Ste Foy doubles size of ski domain
les Arcs doubles snow makiing
Savoie dries out

Posted by davidof on Tuesday, 24 July, 2007 at 12:56 PM

As an aside Mr Gaymard’s father was a cobbler who made ski boots for the Goitschel sisters. Mr Gaymard had to leave office after it emerged that he was living in a 600 sq m. State apartment in Paris that he had also had redecorated at the tax payer’s expense. He repaid this money after leaving office.

Posted by davidof on  Tuesday, 24 July, 2007  at 01:50 PM

Another aside - the article refers to the recent doubling of the articifial snow production capacity at Les Arcs, but this apparently disproportionate increase in comparison to other resorts is mainly a result of it lagging far behind in terms of acreage covered, simply because the water supply has been insufficient to date. Now a massive new reservoir is planned, increasing overall supply, and as a consequence the demand on current sources will not be greatly affected…

Posted by Peter Garwood on  Wednesday, 25 July, 2007  at 09:19 AM

Maybe the farmers in the Tarentaise Valley need to face upto the fact that their local economy benefits more from skiing than agriculture.
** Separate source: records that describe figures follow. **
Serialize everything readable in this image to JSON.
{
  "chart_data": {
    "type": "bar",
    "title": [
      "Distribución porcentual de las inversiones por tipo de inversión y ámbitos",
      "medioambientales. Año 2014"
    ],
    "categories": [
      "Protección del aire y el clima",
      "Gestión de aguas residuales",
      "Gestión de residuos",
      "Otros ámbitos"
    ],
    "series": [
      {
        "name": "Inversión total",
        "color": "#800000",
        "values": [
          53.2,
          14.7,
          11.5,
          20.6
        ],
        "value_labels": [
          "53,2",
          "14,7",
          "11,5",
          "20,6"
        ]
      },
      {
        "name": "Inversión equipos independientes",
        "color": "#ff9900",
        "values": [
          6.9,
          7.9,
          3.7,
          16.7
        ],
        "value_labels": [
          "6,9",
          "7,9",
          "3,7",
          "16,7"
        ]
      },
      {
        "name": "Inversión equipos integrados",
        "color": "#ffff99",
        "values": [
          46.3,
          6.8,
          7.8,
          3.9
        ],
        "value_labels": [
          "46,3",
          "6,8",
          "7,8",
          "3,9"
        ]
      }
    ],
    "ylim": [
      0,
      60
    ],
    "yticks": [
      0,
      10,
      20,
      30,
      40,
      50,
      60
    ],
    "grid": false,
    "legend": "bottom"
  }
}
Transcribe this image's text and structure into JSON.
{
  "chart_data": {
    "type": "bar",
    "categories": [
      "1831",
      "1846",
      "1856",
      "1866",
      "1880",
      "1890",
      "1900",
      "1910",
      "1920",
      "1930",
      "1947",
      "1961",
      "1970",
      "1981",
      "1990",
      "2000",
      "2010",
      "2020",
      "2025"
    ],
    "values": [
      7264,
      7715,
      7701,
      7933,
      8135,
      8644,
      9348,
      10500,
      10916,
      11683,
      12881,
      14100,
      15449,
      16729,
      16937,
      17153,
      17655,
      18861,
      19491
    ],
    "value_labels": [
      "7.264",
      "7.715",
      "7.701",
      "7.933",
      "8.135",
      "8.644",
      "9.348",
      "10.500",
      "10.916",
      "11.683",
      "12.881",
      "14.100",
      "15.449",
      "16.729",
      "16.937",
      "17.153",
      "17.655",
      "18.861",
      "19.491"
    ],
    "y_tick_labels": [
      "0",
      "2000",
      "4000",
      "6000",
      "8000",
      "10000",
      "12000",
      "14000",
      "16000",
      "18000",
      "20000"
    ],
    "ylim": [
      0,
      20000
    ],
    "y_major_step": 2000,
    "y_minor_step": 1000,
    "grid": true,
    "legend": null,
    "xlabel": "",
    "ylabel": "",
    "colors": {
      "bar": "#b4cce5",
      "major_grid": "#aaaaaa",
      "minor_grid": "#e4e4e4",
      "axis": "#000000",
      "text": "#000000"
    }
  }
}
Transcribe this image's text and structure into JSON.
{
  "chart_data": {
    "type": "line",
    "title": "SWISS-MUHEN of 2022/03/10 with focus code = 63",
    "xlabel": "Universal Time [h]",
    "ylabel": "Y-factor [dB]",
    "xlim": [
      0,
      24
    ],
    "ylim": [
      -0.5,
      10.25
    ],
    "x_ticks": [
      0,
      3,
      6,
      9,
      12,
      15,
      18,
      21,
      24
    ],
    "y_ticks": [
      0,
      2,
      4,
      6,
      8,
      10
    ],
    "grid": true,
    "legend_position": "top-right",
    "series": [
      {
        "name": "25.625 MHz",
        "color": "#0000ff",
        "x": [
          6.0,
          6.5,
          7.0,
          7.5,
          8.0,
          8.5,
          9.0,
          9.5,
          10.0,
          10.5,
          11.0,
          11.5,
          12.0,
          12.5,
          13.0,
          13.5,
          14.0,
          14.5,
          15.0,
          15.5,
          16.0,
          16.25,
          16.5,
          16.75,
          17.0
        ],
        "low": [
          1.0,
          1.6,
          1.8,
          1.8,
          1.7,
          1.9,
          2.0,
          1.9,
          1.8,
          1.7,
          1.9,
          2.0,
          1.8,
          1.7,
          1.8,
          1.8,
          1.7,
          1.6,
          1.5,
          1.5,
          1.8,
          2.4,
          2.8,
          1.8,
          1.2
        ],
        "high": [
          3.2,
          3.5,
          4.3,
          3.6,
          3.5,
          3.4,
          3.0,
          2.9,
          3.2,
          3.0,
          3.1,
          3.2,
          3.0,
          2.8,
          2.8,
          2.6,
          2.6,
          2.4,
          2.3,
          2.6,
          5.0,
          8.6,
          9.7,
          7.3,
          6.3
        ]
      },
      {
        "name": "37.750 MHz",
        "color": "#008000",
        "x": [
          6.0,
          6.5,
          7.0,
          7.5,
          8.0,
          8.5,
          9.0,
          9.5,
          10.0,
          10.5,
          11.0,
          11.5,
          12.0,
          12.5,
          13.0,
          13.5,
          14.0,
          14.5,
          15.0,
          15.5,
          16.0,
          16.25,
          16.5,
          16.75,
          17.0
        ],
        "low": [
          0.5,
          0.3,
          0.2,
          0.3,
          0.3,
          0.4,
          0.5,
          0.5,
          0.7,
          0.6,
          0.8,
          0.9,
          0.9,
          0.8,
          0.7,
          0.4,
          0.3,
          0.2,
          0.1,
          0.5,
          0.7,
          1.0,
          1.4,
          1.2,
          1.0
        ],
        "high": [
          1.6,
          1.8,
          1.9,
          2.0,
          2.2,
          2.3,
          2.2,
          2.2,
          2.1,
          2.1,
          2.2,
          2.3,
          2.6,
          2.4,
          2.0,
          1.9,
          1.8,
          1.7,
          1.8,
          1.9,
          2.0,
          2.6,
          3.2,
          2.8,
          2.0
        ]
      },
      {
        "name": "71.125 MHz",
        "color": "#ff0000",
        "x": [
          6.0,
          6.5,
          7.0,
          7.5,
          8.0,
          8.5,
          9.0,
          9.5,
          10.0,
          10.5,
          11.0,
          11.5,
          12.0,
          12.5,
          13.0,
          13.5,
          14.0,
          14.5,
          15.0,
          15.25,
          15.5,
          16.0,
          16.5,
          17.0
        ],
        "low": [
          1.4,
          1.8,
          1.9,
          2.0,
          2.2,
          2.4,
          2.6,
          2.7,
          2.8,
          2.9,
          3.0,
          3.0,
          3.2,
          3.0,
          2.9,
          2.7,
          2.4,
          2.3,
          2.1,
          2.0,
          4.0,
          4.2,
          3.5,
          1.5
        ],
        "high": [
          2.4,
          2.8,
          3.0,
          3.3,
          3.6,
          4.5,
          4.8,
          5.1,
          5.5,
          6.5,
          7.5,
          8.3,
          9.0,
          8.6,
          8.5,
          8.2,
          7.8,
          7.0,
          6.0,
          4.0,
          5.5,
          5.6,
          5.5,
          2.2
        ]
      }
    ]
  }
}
Maybe the need to rezone agriculture to just those areas that create high valued added products such as around Beaufort.

I can’t imagine that there are a bunch of unsubsidised farmers there restrained in there expansion plans by a lack of water.

Some ski facilities are obviously subsidised but that is a loss leader to bring in other sales. Cheese tourism is not such a big market.

Posted by  on  Thursday, 26 July, 2007  at 08:37 PM

That’s a good point, it may be that water is better used to make snow and feed tourists than grow grass. However stopping mountain farming may have unintended consequences. For example ungrazed grassy slopes are more avalanche prone.

Pete is right about les Arcs. I think they only have around 20km of pistes with snowmaking out of some 250. However I seem to remember reading on Pete’s own website that they intend to expand snow making to 50% of the domain in the next decade.